Let’s look at this even a bit more. What about all the groups and meeting room rentals who are asked for a payment card to book a meeting contract. Recently I hosted a client from Europe in the NYC region and was asked for the $500 room rental fee to be guaranteed with my card. Why would I have to give them all this paper when a room costing the same amount is just held with card number over the phone? I refused and went to the hotel to guarantee the meeting room in person using my credit card, but I still had to fill out the full page of information that they then put in a binder (after getting the authorization for the full amount immediately). They told me that the page is filed in a ring binder...yes...this was only last month. The form has so much information and is held after our meeting for months if not longer. Why? Our meeting is over and we have left.

Remember, when sending payment card information through a fax transmission you risk the sensitive payment data that needs to be protected by the merchant. Fax transmissions sent or received through the Internet must be encrypted. Additionally, any systems such as a fax or email server that cardholder data passes through must be secured according to PCI DSS requirements. In fact, Ilori, drove home the point that this practice creates an unsecured channel. Paper printouts sitting on a fax machine typically lack the physical protection necessary to ensure that only authorized personal are able to access sensitive data. Hardcopy records with payment card details must be handled with appropriate caution.

Are you working with companies that offer a solution for the hotel space on faxed reservation data? There are innovators in the marketplace. Coming from medical and financial industries they are now working in the hospitality field to provide secure faxing with a twist. One standout is able to convert the data to an XML stream and it is knocking it out of the park with regards to those failed push notifications.
 
We are looking at the marketplace and are still in shock about the amount of paper that hotels keep with cardholder information and wonder how in 2015 we are still at this point? We know that everyone is aware of the increased activity by criminal entities, but we are still amazed!
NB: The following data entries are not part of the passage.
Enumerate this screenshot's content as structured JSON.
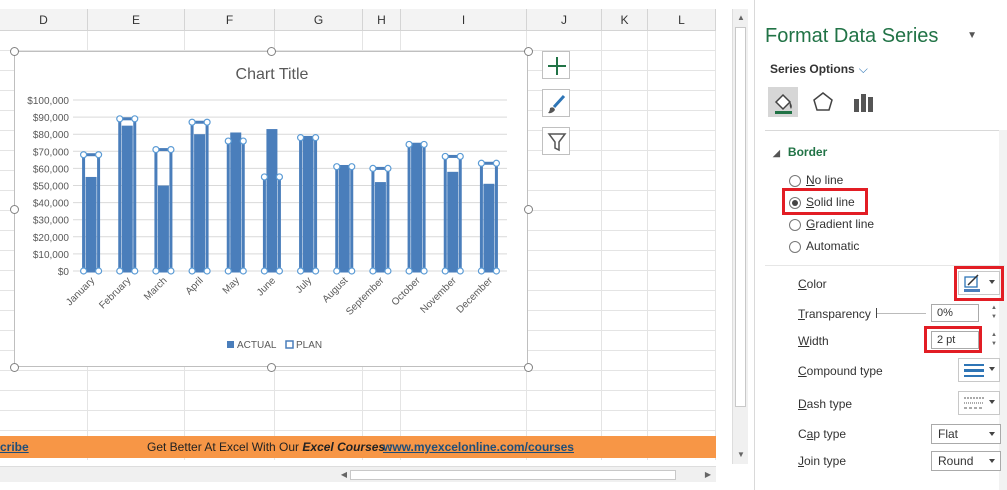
{
  "sheet": {
    "columns": [
      "D",
      "E",
      "F",
      "G",
      "H",
      "I",
      "J",
      "K",
      "L"
    ],
    "banner": {
      "subscribe": "cribe",
      "text_before": "Get Better At Excel With Our ",
      "text_emph": "Excel Courses",
      "text_after": " : ",
      "link": "www.myexcelonline.com/courses"
    }
  },
  "chart_data": {
    "type": "bar",
    "title": "Chart Title",
    "xlabel": "",
    "ylabel": "",
    "ylim": [
      0,
      100000
    ],
    "yticks": [
      "$0",
      "$10,000",
      "$20,000",
      "$30,000",
      "$40,000",
      "$50,000",
      "$60,000",
      "$70,000",
      "$80,000",
      "$90,000",
      "$100,000"
    ],
    "categories": [
      "January",
      "February",
      "March",
      "April",
      "May",
      "June",
      "July",
      "August",
      "September",
      "October",
      "November",
      "December"
    ],
    "series": [
      {
        "name": "ACTUAL",
        "values": [
          55000,
          85000,
          50000,
          80000,
          81000,
          83000,
          79000,
          62000,
          52000,
          75000,
          58000,
          51000
        ]
      },
      {
        "name": "PLAN",
        "values": [
          68000,
          89000,
          71000,
          87000,
          76000,
          55000,
          78000,
          61000,
          60000,
          74000,
          67000,
          63000
        ]
      }
    ],
    "legend_position": "bottom",
    "colors": {
      "actual": "#4a7ebb",
      "plan_outline": "#4a7ebb",
      "grid": "#d9d9d9"
    }
  },
  "chart_tools": [
    {
      "icon": "plus-icon"
    },
    {
      "icon": "brush-icon"
    },
    {
      "icon": "filter-icon"
    }
  ],
  "pane": {
    "title": "Format Data Series",
    "subtitle": "Series Options",
    "section": "Border",
    "options": {
      "no_line_prefix": "",
      "no_line_u": "N",
      "no_line_rest": "o line",
      "solid_u": "S",
      "solid_rest": "olid line",
      "gradient_u": "G",
      "gradient_rest": "radient line",
      "auto_u": "",
      "auto_rest": "Automatic",
      "selected": "Solid line"
    },
    "color_label_u": "C",
    "color_label_rest": "olor",
    "transparency_label_u": "T",
    "transparency_label_rest": "ransparency",
    "transparency_value": "0%",
    "width_label_u": "W",
    "width_label_rest": "idth",
    "width_value": "2 pt",
    "compound_label_u": "C",
    "compound_label_rest": "ompound type",
    "dash_label_u": "D",
    "dash_label_rest": "ash type",
    "cap_label_u": "a",
    "cap_label_pre": "C",
    "cap_label_rest": "p type",
    "cap_value": "Flat",
    "join_label_u": "J",
    "join_label_rest": "oin type",
    "join_value": "Round",
    "accent": "#217346",
    "highlight": "#e21d24"
  }
}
To that end, PCI Booking from the InterFax family features some innovative and compliant solutions (a level one merchant with an AOC nonetheless).
 
Messages transmitted by XML are received in a range of formats according to preferences defined by the recipient. Options include:

• Conventional fax (non PCI compliant)
• Conventional Internet fax (non PCI compliant)
• PCI DSS compliant fax (compliant)
• Email giving access to a PCI-Compliant portal with tokenized payment card data and virtual card image and instructions (compliant)
• API enabling integration directly with PMS, channel manager and booking engine applications and the delivery of tokenized payment data and virtual card image and instructions

As we head to HITEC (or if you are reading this on the way home) it’s time to start giving serious thought to whether you are building a house of cards with all the paper card information. Sleep well!

Marion Roger, VP Hospitality Evolution Resources, is a specialist in the hospitality supply chain landscape who is currently leading an industry initiative to support guest data security and has developed a hotel-focused training curriculum on PII protection.